How to Save Your Kids

So if your children are playing in the water and everything sounds OK – don’t be too sure. Sometimes the most common indication that someone is drowning is that they don’t look like they’re drowning. They may just look like they are treading water and looking up. One way to be sure? Ask them, “Are you alright?” If they can answer at all – they probably are. If they return a blank stare, you may have less than 30 seconds to get to them. Remember – children playing in the water make noise. When they get quiet, you get to them and find out why.


BigDaddyDave - 8/02/2011 1:51 PM
great info that I did’’nt know
diverdown53 - 5/11/2011 9:54 AM
Water is nothing to fool with. My Father drowned in Florida in 1990 while swimming this side of the wave breaks. He was pulled out and under by the rip tides 100 yards. Two para-medics that were on the beach went to his rescue, but he was gone by the time they got to him. Shows how quickly someone can drown. He was a strong swimmer and swam all his life.

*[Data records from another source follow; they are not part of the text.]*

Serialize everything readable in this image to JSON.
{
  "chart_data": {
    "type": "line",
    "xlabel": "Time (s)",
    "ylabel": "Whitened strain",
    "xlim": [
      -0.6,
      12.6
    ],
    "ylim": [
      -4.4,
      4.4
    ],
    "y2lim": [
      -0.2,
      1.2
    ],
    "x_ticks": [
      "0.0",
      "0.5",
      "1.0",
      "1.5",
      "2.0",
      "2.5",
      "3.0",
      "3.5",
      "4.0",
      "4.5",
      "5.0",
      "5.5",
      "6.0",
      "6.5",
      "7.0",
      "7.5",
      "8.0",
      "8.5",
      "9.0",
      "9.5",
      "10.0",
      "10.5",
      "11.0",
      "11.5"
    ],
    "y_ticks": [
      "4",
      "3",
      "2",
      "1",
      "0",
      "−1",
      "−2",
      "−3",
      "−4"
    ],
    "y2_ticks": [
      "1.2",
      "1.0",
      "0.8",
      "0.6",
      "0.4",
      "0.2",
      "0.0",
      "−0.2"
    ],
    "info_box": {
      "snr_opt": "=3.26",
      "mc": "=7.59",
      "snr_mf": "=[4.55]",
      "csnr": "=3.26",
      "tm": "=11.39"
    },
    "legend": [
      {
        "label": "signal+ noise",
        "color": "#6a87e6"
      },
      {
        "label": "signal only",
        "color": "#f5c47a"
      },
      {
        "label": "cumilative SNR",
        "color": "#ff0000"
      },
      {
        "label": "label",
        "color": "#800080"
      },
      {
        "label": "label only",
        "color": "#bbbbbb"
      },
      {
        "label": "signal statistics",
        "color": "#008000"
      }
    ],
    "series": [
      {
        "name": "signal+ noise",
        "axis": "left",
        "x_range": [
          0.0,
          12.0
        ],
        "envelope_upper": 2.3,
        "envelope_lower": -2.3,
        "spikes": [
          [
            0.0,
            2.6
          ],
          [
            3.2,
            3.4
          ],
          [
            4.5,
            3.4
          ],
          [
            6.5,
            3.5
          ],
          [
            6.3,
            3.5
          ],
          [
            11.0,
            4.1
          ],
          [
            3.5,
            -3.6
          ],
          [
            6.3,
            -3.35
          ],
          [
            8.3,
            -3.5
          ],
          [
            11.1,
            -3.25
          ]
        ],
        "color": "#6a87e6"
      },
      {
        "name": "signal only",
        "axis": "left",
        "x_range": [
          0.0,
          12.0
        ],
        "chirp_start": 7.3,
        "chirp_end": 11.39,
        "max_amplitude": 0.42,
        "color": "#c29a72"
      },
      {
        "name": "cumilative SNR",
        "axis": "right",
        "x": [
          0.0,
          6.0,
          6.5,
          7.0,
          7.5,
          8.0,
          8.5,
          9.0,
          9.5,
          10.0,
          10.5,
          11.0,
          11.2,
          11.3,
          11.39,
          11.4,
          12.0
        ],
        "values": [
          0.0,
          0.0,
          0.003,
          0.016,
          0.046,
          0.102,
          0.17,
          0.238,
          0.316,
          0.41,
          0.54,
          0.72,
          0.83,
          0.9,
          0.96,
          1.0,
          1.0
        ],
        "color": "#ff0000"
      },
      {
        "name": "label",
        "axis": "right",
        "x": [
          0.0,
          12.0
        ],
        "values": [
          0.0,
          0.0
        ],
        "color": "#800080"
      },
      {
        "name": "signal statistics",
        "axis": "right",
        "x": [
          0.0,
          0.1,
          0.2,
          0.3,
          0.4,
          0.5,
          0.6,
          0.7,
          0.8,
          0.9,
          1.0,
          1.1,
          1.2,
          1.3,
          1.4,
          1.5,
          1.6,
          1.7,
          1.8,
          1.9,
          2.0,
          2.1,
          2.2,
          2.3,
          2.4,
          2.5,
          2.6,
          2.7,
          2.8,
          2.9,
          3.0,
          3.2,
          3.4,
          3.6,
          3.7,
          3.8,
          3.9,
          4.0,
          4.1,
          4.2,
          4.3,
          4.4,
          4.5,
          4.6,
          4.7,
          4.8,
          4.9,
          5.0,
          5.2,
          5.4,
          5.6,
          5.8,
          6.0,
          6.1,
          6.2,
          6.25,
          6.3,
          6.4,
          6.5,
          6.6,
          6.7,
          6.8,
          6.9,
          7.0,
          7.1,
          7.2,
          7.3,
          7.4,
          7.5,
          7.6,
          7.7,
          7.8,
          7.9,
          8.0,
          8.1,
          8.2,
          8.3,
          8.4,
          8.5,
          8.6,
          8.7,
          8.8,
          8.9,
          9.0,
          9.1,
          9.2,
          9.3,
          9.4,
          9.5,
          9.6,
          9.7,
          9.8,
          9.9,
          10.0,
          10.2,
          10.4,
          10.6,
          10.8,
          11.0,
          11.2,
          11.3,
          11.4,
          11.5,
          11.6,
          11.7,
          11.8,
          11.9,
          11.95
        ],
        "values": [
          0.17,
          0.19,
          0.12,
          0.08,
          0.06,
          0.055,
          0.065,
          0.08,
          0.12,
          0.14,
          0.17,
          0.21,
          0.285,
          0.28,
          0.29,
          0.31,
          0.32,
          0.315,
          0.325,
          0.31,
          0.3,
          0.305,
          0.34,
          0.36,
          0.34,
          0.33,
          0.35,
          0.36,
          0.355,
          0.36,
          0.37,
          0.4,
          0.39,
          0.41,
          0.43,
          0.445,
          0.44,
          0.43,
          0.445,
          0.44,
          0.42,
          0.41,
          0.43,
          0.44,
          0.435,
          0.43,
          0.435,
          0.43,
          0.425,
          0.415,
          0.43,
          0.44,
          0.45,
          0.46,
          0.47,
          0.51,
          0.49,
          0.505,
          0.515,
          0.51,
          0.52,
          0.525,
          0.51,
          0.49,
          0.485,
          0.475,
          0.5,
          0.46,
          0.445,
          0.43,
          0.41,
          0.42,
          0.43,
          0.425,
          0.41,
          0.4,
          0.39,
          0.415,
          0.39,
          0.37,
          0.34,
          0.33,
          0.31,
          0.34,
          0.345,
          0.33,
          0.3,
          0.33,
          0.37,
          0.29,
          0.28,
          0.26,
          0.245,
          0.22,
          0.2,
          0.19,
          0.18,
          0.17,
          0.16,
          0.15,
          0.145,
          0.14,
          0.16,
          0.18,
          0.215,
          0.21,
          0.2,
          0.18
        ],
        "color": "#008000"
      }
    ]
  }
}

Enjoy the water, but don’t underestimate its power!!!

Thanks for posting this story!!!

treasurediver2010 - 1/28/2011 7:16 PM
an excellent article ,we can all learn from
halfjacket - 10/09/2010 6:45 PM
Greg, it reminds me of the incident that happened at Trashfest this year. Very scary stuff and you never know when you may have to react to a drowning. And of course you never know how you will react. The more you train, the better chances you have at reacting positively and save someone. Good article.
Dolphingirl - 10/03/2010 6:18 AM
What a good article! I almost watched a young boy drown this past summer at a party. A lot of adults were around watching the children play in the shallow pool. I think his mother over compensated with all the float’s.He was wearing a floating swim suit and the arm bands. He had on sooooooo much flotation that the buoyancy pushed him forward and his face was in the water. I told my husband to look and he instantly jumped in the pool to save the little boy. He is a rescue diver and I am so blessed to have him as my number 1 dive buddy for life.
Argonaut - 8/23/2010 1:17 PM
Thanks for posting this! It reminds me of an incident with my daughter years ago when she was only two years old. We were at a swimming pool with friends. I was sitting in a poolside chair chatting while the kids played in the shallow end. My daughter had just come over to me for some reason and then walked away. Moments later I scanned the pool to check on her. Much to my surprise I spotted her in the deep end a couple of feet from the edge of the pool, she was 6 inches underwater, eyes open, paddling unsuccessfully to get to the surface. She had been pushed in by another child who thought it was a funny thing to do. She had never made a sound to alarm me. I had her out of the water in seconds and she was fine but I shudder to think what if another 30 seconds had passed before I looked for her.
WarmWaterTurner - 8/20/2010 2:33 PM
Thanks for a "reprint" of this article. It is an amazing study and very, very helpful. I could never figure out how someone could miss a drowning child in a pool full of people but actually it is very easy. Everyone who even contemplates going near the water should be aware of it.
Muse - 8/17/2010 10:57 AM
Before my conscious mind could even think about what was happening I was in the water, fully clothed, and swimming towards the victim. By the time I had pulled him to the side of the pool all the lifeguards were on their feet, blowing whistles to clear the water.

What amazed me is that somehow my brain had processed the first event, then reacted to the second event without conscious thought. Perhaps there is an ’official’ term for this, but I just call it ’disaster-proofing’. I play out scenarios in the water when I’m diving (and in the car, on airplanes, etc...) - what would I do if such-and-such happened? What process would I go through to remain calm and solve the situation? What actions should I take and in what order? I sure hope I never have to find out!
Jen_Jen - 7/28/2010 9:42 AM
That is the other misunderstanding about drowning, that only non-swimmers drown. Not true.
VicFLA - 7/26/2010 8:54 AM
Thank you - even with all my dive training, i did not know this. Maybe perhaps because a panicked scuba diver is more obvious, and it assumed that the person can initially swim (from OW certification).